Coût de la vie: Londres taxe les géants pétroliers pour financer des aides face à l’inflation
Les géants pétroliers vont passer à la caisse au bénéfice des plus pauvres. Le ministre des Finances britannique Rishi Sunak a dévoilé ce jeudi un nouveau paquet d’aides à 15 milliards de livres face à l’impact de l’inflation sur les ménages défavorisés, financé en partie par une taxe exceptionnelle sur le secteur de l’énergie. Le ministre a affirmé à Westminster que grâce à ces mesures les Britanniques les plus modestes «sentiront le poids (de l’inflation) s’apaiser». Elle a atteint 9 % en avril au Royaume-Uni, un sommet en 40 ans.

Ces annonces surviennent au lendemain d’un rapport accablant sur de multiples fêtes arrosées à Downing Street en plein confinement qui fragilise à nouveau le Premier ministre Boris Johnson, décidé à tourner la page.

«Profits extraordinaires»

D’après un communiqué du Trésor britannique, «près d’un ménage sur 8 parmi les plus vulnérables au Royaume-Uni recevra au moins 1 200 livres cette année, y compris un paiement unique de 650 livres face au coût de la vie, une hausse du revenu minimal (Universal Credit) de 400 livres et un doublement de la réduction sur les factures énergétiques».

Au total, avec les mesures évaluées à 22 milliards de livres déjà annoncées, le total des aides face «au coût de la vie pour les ménages à bas revenus atteint 37 milliards de livres cette année», relève le Trésor. Ces mesures seront notamment financées par une taxe «temporaire de 25 % sur les bénéfices énergétiques pour les entreprises de pétrole et gaz, reflétant leurs profits extraordinaires» depuis l’invasion russe de la guerre en Ukraine, qui a aggravé la flambée des cours des hydrocarbures.

Le Trésor précise cependant que la nouvelle taxe pourra être déduite d’une «dotation généreuse de 80 %» pour encourager l’investissement du secteur énergétique. «Les entreprises vont dans l’ensemble recevoir 91 pence (de crédit d’impôt) pour chaque livre investie», détaille le Trésor.

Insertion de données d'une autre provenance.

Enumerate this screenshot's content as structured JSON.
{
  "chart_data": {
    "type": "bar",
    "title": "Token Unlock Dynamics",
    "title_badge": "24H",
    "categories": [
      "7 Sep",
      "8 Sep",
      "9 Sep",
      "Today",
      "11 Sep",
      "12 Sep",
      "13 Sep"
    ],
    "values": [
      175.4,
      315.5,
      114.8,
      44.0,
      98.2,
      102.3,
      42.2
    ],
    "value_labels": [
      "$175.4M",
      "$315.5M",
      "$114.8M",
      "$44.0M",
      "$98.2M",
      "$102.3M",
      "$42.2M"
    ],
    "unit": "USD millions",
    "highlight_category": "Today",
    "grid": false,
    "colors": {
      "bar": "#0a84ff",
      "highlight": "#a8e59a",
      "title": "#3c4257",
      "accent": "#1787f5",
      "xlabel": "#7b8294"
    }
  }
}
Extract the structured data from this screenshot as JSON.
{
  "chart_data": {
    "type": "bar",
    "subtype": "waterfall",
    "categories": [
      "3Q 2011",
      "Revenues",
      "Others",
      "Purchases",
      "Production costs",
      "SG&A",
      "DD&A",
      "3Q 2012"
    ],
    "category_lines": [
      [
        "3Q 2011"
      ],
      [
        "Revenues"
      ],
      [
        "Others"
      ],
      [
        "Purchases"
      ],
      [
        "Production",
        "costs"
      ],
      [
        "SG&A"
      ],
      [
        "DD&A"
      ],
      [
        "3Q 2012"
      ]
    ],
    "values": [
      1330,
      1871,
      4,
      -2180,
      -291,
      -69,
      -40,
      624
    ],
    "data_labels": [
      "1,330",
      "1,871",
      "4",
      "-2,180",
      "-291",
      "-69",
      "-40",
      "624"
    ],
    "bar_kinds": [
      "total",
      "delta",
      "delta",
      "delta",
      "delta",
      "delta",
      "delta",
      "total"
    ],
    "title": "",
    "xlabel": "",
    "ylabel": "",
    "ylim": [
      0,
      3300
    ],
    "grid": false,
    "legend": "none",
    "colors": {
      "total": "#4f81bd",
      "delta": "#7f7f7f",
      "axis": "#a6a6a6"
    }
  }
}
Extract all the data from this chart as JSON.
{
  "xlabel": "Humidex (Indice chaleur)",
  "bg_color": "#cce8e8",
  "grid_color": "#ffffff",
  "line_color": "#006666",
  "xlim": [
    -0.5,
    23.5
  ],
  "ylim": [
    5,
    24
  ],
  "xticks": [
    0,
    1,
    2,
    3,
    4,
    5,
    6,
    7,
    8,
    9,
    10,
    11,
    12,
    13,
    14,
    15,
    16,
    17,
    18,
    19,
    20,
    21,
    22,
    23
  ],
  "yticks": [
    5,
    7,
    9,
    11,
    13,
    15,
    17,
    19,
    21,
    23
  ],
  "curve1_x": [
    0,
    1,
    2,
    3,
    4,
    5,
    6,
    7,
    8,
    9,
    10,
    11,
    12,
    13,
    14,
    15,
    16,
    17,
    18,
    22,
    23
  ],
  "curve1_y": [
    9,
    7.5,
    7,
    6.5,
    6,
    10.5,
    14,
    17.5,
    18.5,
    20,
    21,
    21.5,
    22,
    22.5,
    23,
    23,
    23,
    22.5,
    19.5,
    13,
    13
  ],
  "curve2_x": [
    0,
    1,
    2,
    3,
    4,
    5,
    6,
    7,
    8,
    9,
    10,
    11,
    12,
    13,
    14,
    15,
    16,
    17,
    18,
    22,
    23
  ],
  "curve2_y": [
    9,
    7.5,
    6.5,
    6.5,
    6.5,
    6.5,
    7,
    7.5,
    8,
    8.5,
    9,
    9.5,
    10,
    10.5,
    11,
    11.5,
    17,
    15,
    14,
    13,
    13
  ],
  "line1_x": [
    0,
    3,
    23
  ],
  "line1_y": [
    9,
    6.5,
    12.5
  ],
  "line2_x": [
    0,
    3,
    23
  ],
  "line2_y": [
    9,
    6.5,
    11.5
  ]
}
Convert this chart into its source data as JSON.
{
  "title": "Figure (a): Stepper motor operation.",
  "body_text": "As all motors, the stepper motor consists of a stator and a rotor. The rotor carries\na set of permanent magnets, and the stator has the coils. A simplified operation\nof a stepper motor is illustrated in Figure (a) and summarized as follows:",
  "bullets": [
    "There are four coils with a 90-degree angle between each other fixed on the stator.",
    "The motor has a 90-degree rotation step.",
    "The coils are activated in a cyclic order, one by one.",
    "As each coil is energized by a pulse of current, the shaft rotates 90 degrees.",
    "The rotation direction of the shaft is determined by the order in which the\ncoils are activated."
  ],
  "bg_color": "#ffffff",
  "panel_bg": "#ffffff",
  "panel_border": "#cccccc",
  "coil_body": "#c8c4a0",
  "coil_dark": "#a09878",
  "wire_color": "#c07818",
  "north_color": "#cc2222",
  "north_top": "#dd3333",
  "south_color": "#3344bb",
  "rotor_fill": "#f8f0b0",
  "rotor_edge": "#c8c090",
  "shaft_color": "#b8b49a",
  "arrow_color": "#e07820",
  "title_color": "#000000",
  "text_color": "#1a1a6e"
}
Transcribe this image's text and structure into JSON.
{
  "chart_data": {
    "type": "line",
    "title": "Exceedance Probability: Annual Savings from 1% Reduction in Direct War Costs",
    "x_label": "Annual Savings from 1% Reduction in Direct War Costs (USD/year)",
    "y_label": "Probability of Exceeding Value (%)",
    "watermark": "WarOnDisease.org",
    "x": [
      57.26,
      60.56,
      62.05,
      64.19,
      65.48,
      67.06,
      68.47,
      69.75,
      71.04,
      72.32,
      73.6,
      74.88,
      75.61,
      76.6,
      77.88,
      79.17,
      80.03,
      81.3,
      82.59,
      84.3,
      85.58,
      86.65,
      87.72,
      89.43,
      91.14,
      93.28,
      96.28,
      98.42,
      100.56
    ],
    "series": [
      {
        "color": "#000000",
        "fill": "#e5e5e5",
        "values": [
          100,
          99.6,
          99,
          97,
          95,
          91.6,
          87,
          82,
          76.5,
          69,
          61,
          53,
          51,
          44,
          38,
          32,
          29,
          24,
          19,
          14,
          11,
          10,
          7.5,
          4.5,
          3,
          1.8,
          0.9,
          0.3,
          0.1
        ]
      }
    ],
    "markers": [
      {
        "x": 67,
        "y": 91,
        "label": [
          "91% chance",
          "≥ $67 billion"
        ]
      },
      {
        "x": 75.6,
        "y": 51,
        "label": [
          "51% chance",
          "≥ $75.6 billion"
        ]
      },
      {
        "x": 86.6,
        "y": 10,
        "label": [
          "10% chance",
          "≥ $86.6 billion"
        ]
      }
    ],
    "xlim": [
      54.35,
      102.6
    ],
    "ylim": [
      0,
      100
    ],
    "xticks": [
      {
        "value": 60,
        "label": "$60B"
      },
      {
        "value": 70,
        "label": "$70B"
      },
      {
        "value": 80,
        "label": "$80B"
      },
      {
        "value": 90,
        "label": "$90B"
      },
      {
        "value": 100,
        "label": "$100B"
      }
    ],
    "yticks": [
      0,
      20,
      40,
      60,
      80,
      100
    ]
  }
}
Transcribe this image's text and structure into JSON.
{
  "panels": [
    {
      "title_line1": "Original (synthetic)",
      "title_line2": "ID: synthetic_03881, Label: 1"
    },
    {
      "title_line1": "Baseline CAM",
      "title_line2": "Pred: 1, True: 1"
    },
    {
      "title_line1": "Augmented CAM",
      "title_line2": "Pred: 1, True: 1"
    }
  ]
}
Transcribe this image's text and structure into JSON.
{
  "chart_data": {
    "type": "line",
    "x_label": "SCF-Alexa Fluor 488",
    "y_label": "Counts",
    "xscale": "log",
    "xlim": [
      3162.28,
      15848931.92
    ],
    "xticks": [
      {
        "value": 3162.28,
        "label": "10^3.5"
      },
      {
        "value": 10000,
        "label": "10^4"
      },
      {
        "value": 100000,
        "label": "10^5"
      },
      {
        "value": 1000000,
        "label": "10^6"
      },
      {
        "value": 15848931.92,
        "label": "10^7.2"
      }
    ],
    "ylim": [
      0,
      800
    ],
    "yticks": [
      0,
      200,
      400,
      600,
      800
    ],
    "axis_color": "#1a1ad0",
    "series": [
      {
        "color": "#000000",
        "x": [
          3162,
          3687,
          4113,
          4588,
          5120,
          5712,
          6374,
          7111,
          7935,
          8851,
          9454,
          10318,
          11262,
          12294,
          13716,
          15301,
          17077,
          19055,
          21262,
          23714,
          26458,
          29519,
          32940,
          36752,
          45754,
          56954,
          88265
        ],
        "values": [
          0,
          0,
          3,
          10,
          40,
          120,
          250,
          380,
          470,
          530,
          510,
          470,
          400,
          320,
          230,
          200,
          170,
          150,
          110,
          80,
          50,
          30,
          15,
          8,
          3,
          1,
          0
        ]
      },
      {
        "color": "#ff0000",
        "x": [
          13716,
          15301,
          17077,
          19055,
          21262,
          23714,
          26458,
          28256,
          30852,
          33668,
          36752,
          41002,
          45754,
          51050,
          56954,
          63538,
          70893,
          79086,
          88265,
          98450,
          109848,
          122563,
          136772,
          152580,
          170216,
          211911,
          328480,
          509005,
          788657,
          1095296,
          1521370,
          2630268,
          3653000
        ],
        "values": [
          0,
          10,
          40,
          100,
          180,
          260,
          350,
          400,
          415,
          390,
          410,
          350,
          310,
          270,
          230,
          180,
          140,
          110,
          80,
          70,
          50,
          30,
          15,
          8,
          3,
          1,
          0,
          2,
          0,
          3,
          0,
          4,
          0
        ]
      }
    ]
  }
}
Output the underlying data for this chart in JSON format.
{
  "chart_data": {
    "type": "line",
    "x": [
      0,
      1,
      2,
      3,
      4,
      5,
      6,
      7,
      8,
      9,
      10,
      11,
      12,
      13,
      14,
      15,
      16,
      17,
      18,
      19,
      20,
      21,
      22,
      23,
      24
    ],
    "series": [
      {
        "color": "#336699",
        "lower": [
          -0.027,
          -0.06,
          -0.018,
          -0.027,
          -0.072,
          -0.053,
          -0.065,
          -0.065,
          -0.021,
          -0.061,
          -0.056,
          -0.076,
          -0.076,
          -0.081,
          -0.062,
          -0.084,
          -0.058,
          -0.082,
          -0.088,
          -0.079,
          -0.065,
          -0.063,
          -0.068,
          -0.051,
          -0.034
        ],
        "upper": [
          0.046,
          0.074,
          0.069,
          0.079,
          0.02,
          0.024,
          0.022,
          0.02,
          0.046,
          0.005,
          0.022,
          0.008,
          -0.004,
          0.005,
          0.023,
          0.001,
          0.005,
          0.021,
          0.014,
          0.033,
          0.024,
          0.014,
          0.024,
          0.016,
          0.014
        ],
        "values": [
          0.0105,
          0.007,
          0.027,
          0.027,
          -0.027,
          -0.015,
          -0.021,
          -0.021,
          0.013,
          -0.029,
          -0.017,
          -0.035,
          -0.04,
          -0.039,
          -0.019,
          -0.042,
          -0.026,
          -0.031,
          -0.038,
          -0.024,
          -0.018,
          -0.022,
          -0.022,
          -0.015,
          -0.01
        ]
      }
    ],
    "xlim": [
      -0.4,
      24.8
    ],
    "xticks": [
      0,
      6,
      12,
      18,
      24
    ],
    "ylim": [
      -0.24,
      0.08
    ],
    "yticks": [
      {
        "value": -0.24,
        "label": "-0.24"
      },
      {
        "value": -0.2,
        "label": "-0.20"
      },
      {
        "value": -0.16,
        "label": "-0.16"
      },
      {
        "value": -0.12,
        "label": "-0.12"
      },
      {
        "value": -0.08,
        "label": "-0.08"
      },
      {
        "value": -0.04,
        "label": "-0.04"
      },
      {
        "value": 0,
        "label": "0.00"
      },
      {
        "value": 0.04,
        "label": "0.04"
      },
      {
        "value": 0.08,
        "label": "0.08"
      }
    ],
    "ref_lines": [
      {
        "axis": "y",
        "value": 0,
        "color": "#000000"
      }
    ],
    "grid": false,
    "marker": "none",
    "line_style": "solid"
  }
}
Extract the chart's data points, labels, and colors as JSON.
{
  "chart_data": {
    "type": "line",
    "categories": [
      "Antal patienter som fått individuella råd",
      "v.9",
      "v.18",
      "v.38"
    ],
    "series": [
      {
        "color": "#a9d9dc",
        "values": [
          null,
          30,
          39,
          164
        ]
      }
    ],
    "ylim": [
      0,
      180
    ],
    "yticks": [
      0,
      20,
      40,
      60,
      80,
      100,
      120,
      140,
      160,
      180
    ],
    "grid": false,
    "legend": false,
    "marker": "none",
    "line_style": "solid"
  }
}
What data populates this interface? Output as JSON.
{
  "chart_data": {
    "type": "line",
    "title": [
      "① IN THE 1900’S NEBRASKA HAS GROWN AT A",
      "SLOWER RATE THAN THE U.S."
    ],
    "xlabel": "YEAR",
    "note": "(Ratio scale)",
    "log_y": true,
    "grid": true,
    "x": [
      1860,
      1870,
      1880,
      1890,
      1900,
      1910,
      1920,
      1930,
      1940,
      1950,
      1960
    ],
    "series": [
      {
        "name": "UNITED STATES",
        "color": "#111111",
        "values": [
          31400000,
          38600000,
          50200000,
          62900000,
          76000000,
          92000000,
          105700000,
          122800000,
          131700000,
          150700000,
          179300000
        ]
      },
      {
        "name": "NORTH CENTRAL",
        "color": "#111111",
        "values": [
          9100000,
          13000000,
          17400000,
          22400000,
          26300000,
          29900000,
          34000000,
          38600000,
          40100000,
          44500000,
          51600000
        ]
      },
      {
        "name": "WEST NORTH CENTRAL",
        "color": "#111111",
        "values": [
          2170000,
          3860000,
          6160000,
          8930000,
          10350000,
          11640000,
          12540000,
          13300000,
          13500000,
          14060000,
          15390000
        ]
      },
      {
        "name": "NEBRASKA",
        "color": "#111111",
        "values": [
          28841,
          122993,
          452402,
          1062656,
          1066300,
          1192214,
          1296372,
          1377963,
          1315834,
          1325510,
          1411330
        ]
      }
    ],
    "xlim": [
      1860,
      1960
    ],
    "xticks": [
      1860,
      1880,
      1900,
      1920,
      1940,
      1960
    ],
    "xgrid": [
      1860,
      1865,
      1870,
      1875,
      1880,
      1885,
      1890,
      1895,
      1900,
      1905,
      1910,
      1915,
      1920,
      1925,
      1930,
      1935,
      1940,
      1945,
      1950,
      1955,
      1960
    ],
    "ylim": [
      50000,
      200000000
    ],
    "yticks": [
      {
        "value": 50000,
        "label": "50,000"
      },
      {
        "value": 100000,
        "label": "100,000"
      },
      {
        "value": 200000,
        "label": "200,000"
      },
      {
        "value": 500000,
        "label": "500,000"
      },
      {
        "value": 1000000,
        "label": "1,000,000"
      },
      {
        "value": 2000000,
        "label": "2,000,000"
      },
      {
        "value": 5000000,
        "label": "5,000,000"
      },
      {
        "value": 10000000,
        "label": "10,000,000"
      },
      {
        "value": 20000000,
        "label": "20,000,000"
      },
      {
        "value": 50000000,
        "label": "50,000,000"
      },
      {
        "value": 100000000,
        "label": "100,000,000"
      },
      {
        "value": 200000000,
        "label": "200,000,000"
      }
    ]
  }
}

La taxe exceptionnelle ne s’applique pour l’instant pas aux énergéticiens, mais le gouvernement «est en consultation avec le secteur de l’électricité […] et va d’urgence évaluer l’ampleur de (leurs) bénéfices extraordinaires pour prendre les mesures appropriées».

«Il était temps»

L’opposition travailliste a ironisé jeudi sur cette apparente volte-face après plusieurs mois de refus persistant du gouvernement conservateur de Boris Johnson de taxer les «majors» pétrolières, par peur de décourager l’investissement dans la transition vers la neutralité carbone et la sécurité énergétique, en écho aux arguments du secteur.

«Il était temps», a estimé Sam Nadel, directeur des relations gouvernementales chez Oxfam, ONG de lutte contre la pauvreté. «Il est juste que les entreprises de carburants fossiles qui font des profits excessifs soient amenées à contribuer plus quand tant de familles aux Royaume-Uni n’ont plus d’options et n’arrivent plus à payer leurs factures», argumente-t-il.

Il ajoute cependant que «la crise des prix de l’énergie est un rappel sombre de notre surdépendance aux énergies fossiles. Nous devrions renforcer notre sécurité énergétique en investissant dans nos abondantes ressources renouvelables qui sont des formes d’énergie abordables, sûres et propres».

Pour l’ONG écologiste Greenpeace, la taxe sur les profits des géants des hydrocarbures est insuffisante et aurait dû atteindre 70 % ce qui aurait permis «non seulement un soutien à court terme mais aussi des améliorations des logements pour s’assurer qu’ils utilisent et gâchent moins d’énergie, et garder les factures plus basses pour les années à venir».